砂漠の賢者 The Best BondS-3
 男達は今にも中二階に殴りこみに行きそうな雰囲気だ。
 臆することなく歩み寄るジストにマリアを始め店内の人間全ての動きが止まる。

「ねえ、オニーサン達?」

 声を掛けた時、中二階の席から、からんと氷の音が聞こえた。

「なんだ、おめーはよ」

 どうしてこう在り来りの言葉しか言えないんだと思いつつも、ジストは唇に笑みを刻んだ。

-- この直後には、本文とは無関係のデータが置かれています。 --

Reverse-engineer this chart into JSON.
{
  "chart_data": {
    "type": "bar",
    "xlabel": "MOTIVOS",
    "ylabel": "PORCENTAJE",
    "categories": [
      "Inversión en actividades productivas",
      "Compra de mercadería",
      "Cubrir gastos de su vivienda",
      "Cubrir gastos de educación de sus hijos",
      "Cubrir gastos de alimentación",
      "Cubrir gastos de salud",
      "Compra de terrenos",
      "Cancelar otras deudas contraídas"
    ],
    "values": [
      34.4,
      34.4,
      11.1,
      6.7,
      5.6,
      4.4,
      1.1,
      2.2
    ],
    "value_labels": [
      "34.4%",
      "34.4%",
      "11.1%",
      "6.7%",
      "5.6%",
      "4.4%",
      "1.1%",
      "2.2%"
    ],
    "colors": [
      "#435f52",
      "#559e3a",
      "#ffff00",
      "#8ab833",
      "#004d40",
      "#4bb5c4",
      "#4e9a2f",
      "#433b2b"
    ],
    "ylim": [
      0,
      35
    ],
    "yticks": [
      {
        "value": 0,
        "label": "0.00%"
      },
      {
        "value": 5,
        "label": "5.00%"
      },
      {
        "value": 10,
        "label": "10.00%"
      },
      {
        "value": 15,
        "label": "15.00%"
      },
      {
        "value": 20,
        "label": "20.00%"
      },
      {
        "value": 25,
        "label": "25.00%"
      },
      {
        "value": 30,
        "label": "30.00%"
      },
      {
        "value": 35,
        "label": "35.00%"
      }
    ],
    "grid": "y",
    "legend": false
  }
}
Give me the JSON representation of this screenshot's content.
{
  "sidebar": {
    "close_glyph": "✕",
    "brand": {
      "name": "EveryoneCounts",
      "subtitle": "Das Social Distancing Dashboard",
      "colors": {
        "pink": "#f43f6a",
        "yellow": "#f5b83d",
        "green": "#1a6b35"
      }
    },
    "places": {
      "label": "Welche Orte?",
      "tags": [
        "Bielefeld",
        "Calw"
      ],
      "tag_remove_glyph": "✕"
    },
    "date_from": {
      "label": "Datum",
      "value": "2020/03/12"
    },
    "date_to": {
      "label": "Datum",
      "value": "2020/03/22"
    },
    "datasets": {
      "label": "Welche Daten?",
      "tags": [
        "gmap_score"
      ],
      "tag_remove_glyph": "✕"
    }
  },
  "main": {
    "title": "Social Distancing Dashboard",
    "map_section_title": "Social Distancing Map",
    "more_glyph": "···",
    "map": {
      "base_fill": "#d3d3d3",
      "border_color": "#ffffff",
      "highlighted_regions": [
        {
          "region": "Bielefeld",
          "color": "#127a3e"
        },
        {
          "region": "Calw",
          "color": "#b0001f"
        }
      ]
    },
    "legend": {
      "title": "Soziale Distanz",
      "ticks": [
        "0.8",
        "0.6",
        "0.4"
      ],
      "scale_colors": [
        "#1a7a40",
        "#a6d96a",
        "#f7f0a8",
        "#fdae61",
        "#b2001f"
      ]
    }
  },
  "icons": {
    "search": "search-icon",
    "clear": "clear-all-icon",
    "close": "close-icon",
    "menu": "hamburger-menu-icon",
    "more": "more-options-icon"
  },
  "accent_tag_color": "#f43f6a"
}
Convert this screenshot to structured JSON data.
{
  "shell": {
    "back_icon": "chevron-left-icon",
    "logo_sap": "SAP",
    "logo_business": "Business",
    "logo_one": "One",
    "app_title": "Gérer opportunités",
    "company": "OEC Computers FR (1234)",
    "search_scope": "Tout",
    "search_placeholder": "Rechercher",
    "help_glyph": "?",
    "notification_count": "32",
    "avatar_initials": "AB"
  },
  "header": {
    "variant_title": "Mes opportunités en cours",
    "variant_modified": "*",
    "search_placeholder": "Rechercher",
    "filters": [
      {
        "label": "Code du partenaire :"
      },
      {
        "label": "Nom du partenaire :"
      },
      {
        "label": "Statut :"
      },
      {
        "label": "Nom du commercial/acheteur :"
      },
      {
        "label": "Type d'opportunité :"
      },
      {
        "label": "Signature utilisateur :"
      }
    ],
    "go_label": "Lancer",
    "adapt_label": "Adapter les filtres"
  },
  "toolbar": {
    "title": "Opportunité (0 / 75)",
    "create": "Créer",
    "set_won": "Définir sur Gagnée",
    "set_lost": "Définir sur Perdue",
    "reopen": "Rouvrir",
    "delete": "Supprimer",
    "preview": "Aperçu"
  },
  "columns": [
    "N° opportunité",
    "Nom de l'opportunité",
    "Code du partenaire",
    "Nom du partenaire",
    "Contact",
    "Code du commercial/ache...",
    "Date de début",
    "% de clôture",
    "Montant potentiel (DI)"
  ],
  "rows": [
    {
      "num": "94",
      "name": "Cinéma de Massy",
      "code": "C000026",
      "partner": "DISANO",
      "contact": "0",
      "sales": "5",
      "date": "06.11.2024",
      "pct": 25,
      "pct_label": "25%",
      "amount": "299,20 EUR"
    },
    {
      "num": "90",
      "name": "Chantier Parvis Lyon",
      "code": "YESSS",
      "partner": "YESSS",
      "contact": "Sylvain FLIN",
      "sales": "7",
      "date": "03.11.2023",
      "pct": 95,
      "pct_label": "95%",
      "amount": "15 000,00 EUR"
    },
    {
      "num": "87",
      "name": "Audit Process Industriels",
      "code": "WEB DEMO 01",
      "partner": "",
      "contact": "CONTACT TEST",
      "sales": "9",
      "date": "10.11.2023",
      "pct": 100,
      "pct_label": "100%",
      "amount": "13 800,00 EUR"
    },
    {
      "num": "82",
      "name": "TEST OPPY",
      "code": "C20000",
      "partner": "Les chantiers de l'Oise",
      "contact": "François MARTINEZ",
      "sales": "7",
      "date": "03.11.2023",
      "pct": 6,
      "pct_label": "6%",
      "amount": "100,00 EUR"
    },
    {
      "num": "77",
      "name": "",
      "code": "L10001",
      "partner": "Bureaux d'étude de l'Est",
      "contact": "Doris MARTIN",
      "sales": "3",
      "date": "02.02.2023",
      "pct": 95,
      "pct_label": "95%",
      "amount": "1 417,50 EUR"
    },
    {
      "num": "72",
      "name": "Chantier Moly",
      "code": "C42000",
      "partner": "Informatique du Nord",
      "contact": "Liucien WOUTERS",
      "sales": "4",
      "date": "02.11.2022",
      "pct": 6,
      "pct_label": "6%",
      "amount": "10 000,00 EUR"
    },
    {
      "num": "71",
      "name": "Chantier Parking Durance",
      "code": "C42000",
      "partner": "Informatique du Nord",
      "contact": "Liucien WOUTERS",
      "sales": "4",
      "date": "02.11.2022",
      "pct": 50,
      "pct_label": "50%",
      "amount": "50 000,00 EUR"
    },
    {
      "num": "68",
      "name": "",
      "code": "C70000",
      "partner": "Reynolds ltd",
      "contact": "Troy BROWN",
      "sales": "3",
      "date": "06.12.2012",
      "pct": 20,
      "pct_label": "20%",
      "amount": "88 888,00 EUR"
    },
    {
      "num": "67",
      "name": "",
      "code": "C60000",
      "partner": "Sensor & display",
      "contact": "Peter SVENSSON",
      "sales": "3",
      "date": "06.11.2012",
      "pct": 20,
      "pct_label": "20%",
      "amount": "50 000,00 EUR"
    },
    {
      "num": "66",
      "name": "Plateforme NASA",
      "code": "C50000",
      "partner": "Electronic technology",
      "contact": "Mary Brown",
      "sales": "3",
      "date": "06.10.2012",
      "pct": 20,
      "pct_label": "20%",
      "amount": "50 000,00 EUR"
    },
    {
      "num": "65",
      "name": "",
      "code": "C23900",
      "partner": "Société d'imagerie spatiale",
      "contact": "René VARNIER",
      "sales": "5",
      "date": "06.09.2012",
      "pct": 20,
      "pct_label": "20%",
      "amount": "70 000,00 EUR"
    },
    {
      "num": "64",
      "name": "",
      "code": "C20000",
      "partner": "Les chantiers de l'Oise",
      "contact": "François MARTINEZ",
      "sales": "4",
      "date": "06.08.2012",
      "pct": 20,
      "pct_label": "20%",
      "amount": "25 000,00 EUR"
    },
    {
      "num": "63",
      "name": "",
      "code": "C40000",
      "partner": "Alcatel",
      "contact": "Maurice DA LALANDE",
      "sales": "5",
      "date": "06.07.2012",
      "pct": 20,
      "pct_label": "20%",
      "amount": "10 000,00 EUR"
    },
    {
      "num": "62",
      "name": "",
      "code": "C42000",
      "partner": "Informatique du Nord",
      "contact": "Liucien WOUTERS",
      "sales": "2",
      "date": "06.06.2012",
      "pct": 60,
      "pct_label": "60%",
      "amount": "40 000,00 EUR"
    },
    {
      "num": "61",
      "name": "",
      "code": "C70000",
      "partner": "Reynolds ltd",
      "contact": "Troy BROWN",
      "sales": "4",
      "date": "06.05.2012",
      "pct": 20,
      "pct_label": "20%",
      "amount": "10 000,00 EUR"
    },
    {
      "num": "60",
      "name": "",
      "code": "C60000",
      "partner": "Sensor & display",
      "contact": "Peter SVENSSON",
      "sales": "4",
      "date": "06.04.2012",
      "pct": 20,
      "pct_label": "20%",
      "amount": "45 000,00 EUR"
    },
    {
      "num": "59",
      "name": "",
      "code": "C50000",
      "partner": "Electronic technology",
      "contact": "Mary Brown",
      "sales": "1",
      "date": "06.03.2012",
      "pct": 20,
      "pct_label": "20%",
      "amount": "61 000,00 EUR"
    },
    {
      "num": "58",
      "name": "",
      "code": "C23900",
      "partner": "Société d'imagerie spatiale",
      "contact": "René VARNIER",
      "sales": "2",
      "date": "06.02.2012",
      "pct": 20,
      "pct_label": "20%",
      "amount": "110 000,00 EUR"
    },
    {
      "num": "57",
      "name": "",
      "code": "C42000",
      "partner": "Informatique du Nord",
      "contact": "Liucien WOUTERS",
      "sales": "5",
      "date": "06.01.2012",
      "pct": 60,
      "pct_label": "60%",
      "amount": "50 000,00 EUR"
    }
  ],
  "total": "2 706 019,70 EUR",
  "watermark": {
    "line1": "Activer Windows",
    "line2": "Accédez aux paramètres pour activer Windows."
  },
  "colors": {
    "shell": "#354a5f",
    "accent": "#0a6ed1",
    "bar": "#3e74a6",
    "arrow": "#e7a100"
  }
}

「此処は紳士が酒呑む場所なんだよね。五月蝿くするなら、出てってくれない?」

 人を喰うような茶化した口調に、男達の怒りの矛先が変わる。

「おめーには関係ねーだろ! 優男は引っ込んでな!」

 脅すように、割れたビール瓶をジストに向ける男達はそれこそこのまま犯罪くらい起こしてしまいそうな勢いを持っていた。
 けれど、それがなんだというのだろう。

「マリア、こいつらどうしたい? 厳重注意? それとも入店拒否?」

 マリアは少し考える素振りをした。
 答えはもう出ているだろうに。
「……今日のところはお帰りいただきます」

 ジストは頷き肩を竦めた。
 一見、注意だけで終わらせるような発言だが、実のところ、それはとんでもない間違いだ。
 マリアは上品且清楚だが、聖者ではない。
 女狐で、案外喰えない女だ。
 恩赦を与える振りをして、虎視眈々と別の手段を講じている。

「だとよ。大人しく帰る? それとも、つまみ出してやろうか?」

 敢えてプライドを刺激する言葉を選ぶ。
 酔いも手伝って、この男達は感情を更に昂ぶらせるだろう。

「ふ、ふざけんなぁっ!」

 案の定、三人がジストを取り囲む。
 思惑通りとはいえ、有りがちな展開に溜め息を禁じえず、現実逃避のようにちらりとリゼを見遣ると、穏やかそうな目とぶつかった。
 ジストが言っても説得力はないだろうが、リゼのその笑顔は胡散臭い。
 強いていうなら、金の為に人生を説く僧のような雰囲気だ。
 笑顔とは裏腹の鬱陶しい視線が絡みつく。

「余所見してんじゃねぇっ!」

 一人の男が殴りかかってきた。
 蚊でも止まりそうなスピードだ、とはジストの感想。
 ジストは動かなかった。
 ただ、相手の拳が顔目掛けて飛んできた為、当たるぎりぎりでその拳を左手で受け止める。